Protection of white winemaking grapes against oxidation by use of ascorbic acid. Experimental results.

Charrier,-F; Cottereau,-P

Unite de Nantes, ITV France, Chateau de la Fremoire, 44120 Vertau, France

Revue-Francaise-d'Oenologie. 2003; (201): 12-15

Comparative trials were conducted on use of SO2 alone (at 5 g/100 kg) or SO2 (5 g/100 kg) in combination with ascorbic acid (10 g/100 kg) for control of oxidation of white winemaking grapes or musts before fermentation. Trials were conducted on batches of Sauvignon Blanc, Muscat, Riesling, Melon Blanc and Grenache Blanc grapes.

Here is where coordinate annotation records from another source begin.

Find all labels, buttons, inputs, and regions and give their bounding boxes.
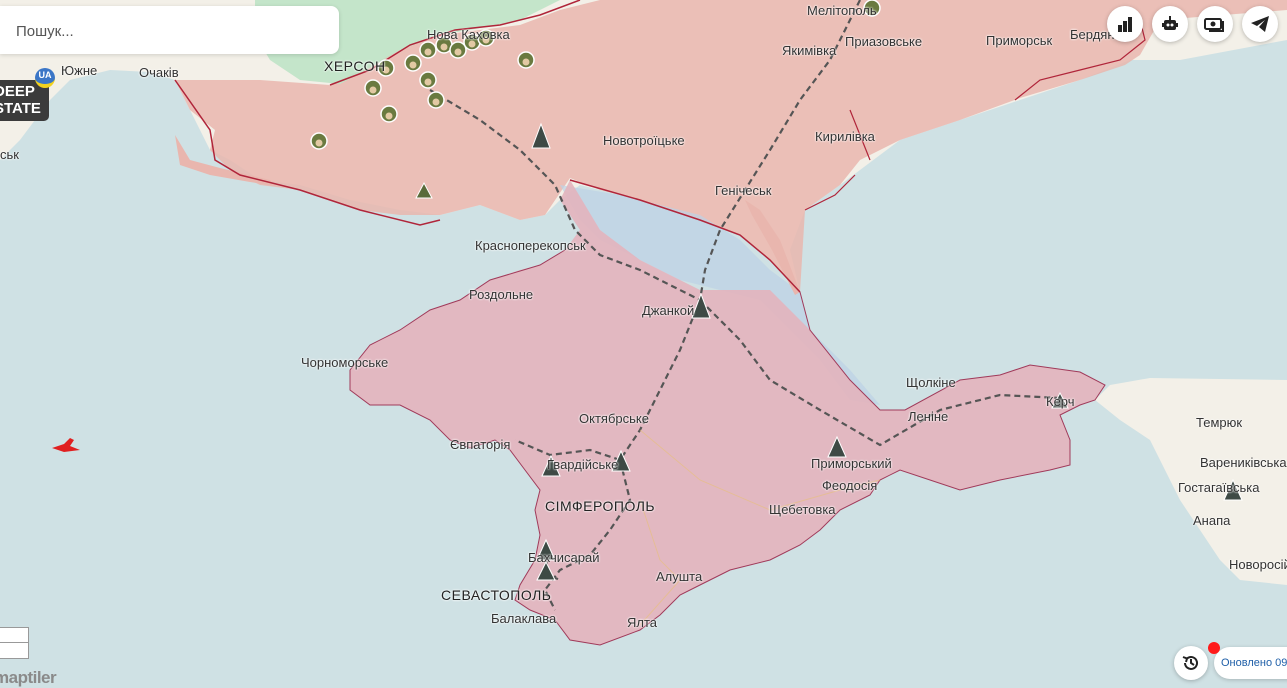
label-kyrylivka: Кирилівка <box>815 129 875 144</box>
label-bakhchysarai: Бахчисарай <box>528 550 600 565</box>
zoom-in-button[interactable] <box>0 628 28 643</box>
bar-chart-icon <box>1118 17 1132 32</box>
label-yalta: Ялта <box>627 615 658 630</box>
label-kerch: Керч <box>1046 394 1075 409</box>
search-input[interactable] <box>14 19 318 43</box>
label-hostahaivska: Гостагаївська <box>1178 480 1260 495</box>
history-icon <box>1182 655 1198 670</box>
label-oktiabrske: Октябрське <box>579 411 649 426</box>
label-yevpatoriia: Євпаторія <box>450 437 511 452</box>
label-melitopol: Мелітополь <box>807 3 877 18</box>
statistics-button[interactable] <box>1107 6 1143 42</box>
history-button[interactable] <box>1174 646 1208 680</box>
logo-line-2: STATE <box>0 100 41 117</box>
label-prymorsk: Приморськ <box>986 33 1053 48</box>
label-sevastopol: СЕВАСТОПОЛЬ <box>441 587 552 603</box>
label-simferopol: СІМФЕРОПОЛЬ <box>545 498 656 514</box>
label-dzhankoi: Джанкой <box>642 303 695 318</box>
live-indicator <box>1208 642 1220 654</box>
label-pryazovske: Приазовське <box>845 34 923 49</box>
label-shchelkine: Щолкіне <box>906 375 956 390</box>
label-novorosiisk: Новоросійськ <box>1229 557 1287 572</box>
label-balaklava: Балаклава <box>491 611 557 626</box>
label-varenykivska: Варениківська <box>1200 455 1287 470</box>
telegram-button[interactable] <box>1242 6 1278 42</box>
label-temriuk: Темрюк <box>1196 415 1243 430</box>
ua-badge: UA <box>35 68 55 88</box>
maptiler-attribution[interactable]: maptiler <box>0 668 57 688</box>
label-hvardiiske: Гвардійське <box>547 457 619 472</box>
search-box[interactable] <box>0 6 339 54</box>
label-yakymivka: Якимівка <box>782 43 837 58</box>
robot-icon <box>1162 16 1178 30</box>
donate-button[interactable] <box>1197 6 1233 42</box>
label-nova-kakhovka: Нова Каховка <box>427 27 510 42</box>
label-shchebetovka: Щебетовка <box>769 502 836 517</box>
label-novotroitske: Новотроїцьке <box>603 133 685 148</box>
label-ochakiv: Очаків <box>139 65 179 80</box>
label-prymorskyi: Приморський <box>811 456 892 471</box>
label-feodosiia: Феодосія <box>822 478 878 493</box>
label-krasnoperekopsk: Красноперекопськ <box>475 238 586 253</box>
label-henichesk: Генічеськ <box>715 183 772 198</box>
updated-status[interactable]: Оновлено 09. <box>1214 647 1287 679</box>
label-anapa: Анапа <box>1193 513 1231 528</box>
label-lenine: Леніне <box>908 409 949 424</box>
label-yuzhne: Южне <box>61 63 98 78</box>
label-skadovsk-fragment: ськ <box>0 147 19 162</box>
zoom-control[interactable] <box>0 627 29 659</box>
telegram-icon <box>1251 16 1269 32</box>
label-chornomorske: Чорноморське <box>301 355 389 370</box>
money-icon <box>1204 18 1224 32</box>
label-kherson: ХЕРСОН <box>324 58 386 74</box>
label-alushta: Алушта <box>656 569 703 584</box>
label-rozdolne: Роздольне <box>469 287 534 302</box>
bot-button[interactable] <box>1152 6 1188 42</box>
map-canvas[interactable] <box>0 0 1287 687</box>
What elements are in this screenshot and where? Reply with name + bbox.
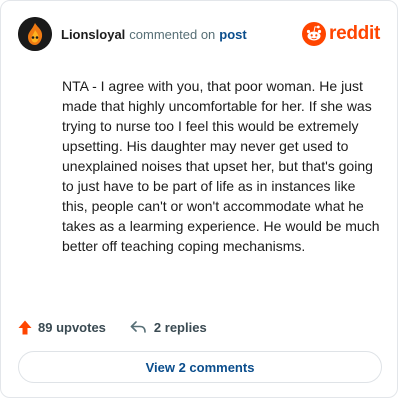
username[interactable]: Lionsloyal: [61, 28, 125, 41]
comment-header: Lionsloyal commented on post reddit: [18, 17, 380, 51]
upvote-button[interactable]: 89 upvotes: [18, 320, 106, 335]
upvote-arrow-icon: [18, 320, 32, 334]
flame-avatar-icon: [18, 17, 52, 51]
comment-body: NTA - I agree with you, that poor woman.…: [62, 78, 380, 254]
post-link[interactable]: post: [219, 28, 246, 41]
view-comments-button[interactable]: View 2 comments: [18, 351, 382, 383]
reply-count: 2 replies: [153, 319, 207, 335]
comment-card: Lionsloyal commented on post reddit NTA …: [0, 0, 398, 398]
reply-arrow-icon: [130, 320, 146, 333]
comment-meta: Lionsloyal commented on post: [61, 28, 247, 41]
avatar[interactable]: [18, 17, 52, 51]
brand-wordmark: reddit: [329, 23, 380, 44]
replies-button[interactable]: 2 replies: [130, 320, 207, 335]
reddit-logo[interactable]: reddit: [302, 22, 380, 46]
reddit-snoo-icon: [302, 22, 327, 46]
action-text: commented on: [129, 26, 216, 42]
comment-actions: 89 upvotes 2 replies: [18, 317, 207, 337]
upvote-count: 89 upvotes: [38, 319, 106, 335]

Results showed that the combined SO2/ascorbic acid treatment decreased browning of the grapes and musts, but adversely affected colour stability of the resulting wines. The SO2/ascorbic acid treatment gave higher total SO2 concn. than SO2 alone. However, the former had higher bound SO2 concn. It is concluded that use of ascorbic acid does not permit reduction of SO2 use level in wines. Other analytical parameters of the wines differed little between the 2 treatments. Use of SO2 increased aroma intensity (especially citrus fruit and tropical fruit notes) of wines made from aromatic cultivars such as Sauvignon Blanc and Riesling.